Reputation: 54251
I have a column of data in a R data frame that has values such as:
Blue-#105
Green-#8845
Yellow-#5454
Blue-#999
I want to remove the last number part (starting at -#) so that Blue-#999
and Blue-#105
are consider the same thing when plotting. How could I accomplish this?
Upvotes: 2
Views: 452
Reputation: 368201
Use regular expressions:
> DF <- data.frame(col=c("Blue-#105", "Green-#8845", "Blue-#999"))
> DF
col
1 Blue-#105
2 Green-#8845
3 Blue-#999
> DF$col <- gsub("-\\#.*", "", DF$col)
> DF
col
1 Blue
2 Green
3 Blue
>
Here we say that all strings starting with -#
(where the comment char #
needs to be escaped) and followed by whatever --- which is .*
in regular expression lingo: any char (the dot) repeated as many times as it fits (the star) --- will get replaced by the empty string, or in other words, removed.
Upvotes: 7
Reputation: 49640
Use the sub or gsub function. For your example you could do something like:
newcolors <- sub("^([^-]*)-.*$", "\\1", oldcolors )
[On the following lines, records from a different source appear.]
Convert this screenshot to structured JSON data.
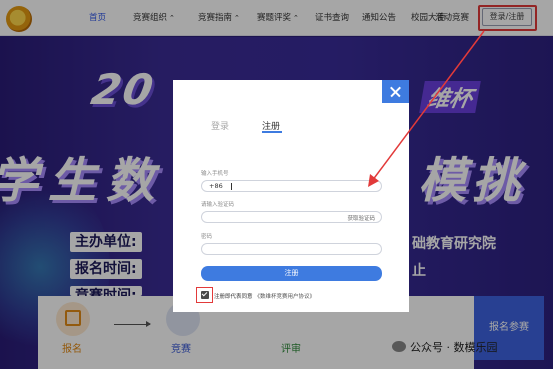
{
  "nav": {
    "items": [
      {
        "label": "首页",
        "active": true,
        "caret": false
      },
      {
        "label": "竞赛组织",
        "active": false,
        "caret": true
      },
      {
        "label": "竞赛指南",
        "active": false,
        "caret": true
      },
      {
        "label": "赛题评奖",
        "active": false,
        "caret": true
      },
      {
        "label": "证书查询",
        "active": false,
        "caret": false
      },
      {
        "label": "通知公告",
        "active": false,
        "caret": false
      },
      {
        "label": "校园大使",
        "active": false,
        "caret": false
      },
      {
        "label": "活动竞赛",
        "active": false,
        "caret": false
      }
    ],
    "login_register": "登录/注册",
    "caret_glyph": "⌃"
  },
  "hero": {
    "year": "20",
    "cup": "维杯",
    "title_left": "学生数",
    "title_right": "模挑",
    "label_organizer": "主办单位:",
    "label_register_time": "报名时间:",
    "label_contest_time": "竞赛时间:",
    "right_organizer": "础教育研究院",
    "right_register": "止"
  },
  "steps": {
    "step1": "报名",
    "step2": "竞赛",
    "step3": "评审",
    "side_button": "报名参赛"
  },
  "watermark": "公众号 · 数模乐园",
  "modal": {
    "tab_login": "登录",
    "tab_register": "注册",
    "phone_label": "输入手机号",
    "phone_prefix": "+86",
    "code_label": "请输入验证码",
    "code_button": "获取验证码",
    "password_label": "密码",
    "submit": "注册",
    "agree_text": "注册即代表同意",
    "agree_link": "《数维杯竞赛用户协议》"
  },
  "colors": {
    "accent": "#3e7be0",
    "highlight": "#e23a3a",
    "hero_bg": "#3b2c96"
  }
}
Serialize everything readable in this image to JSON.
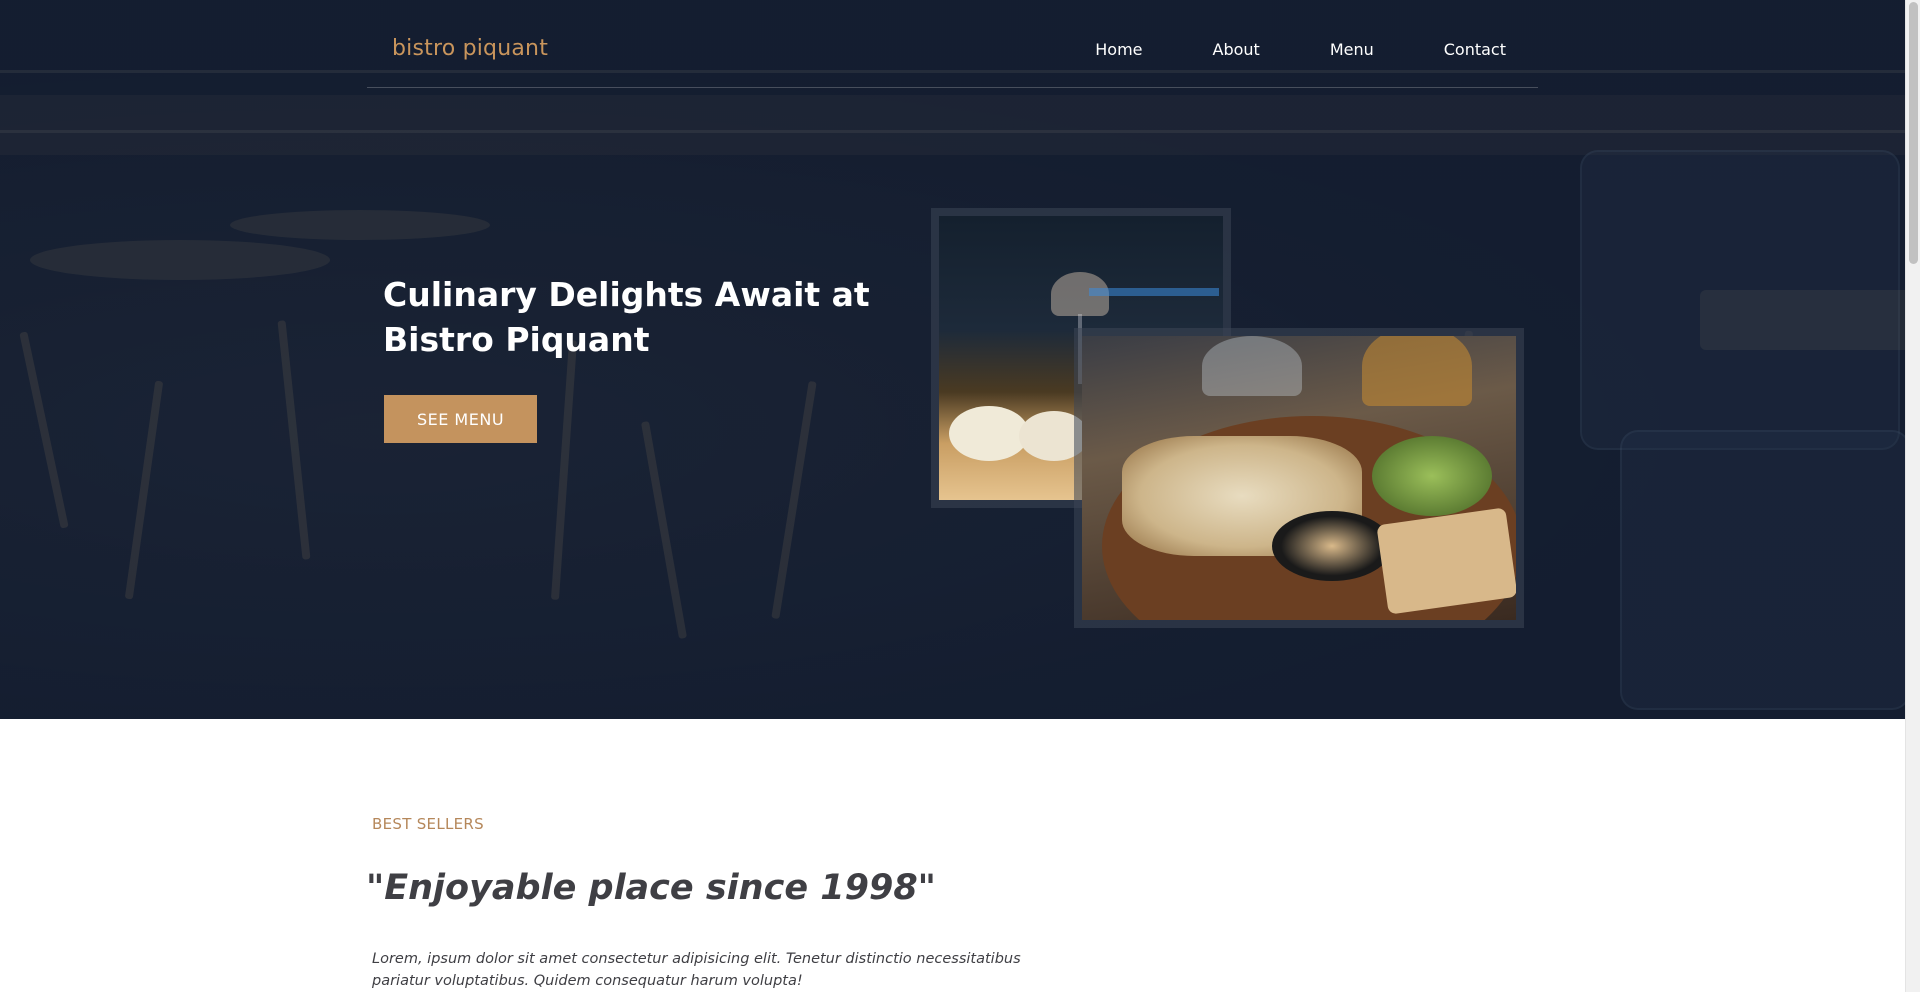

This assumes that the colors are in a vector 'oldcolors' and puts the results into newcolors. The pattern starts at the beginning of the string (^) then matches 0 or more characters that are not dashes ([^-]), the parens around that says to save what is matched. Then it matches a dash followed by further characters (.) until the end of the string ($), the matched portion (the entire string) is then replaced by whatever was matched within the parens (the color).
Upvotes: 3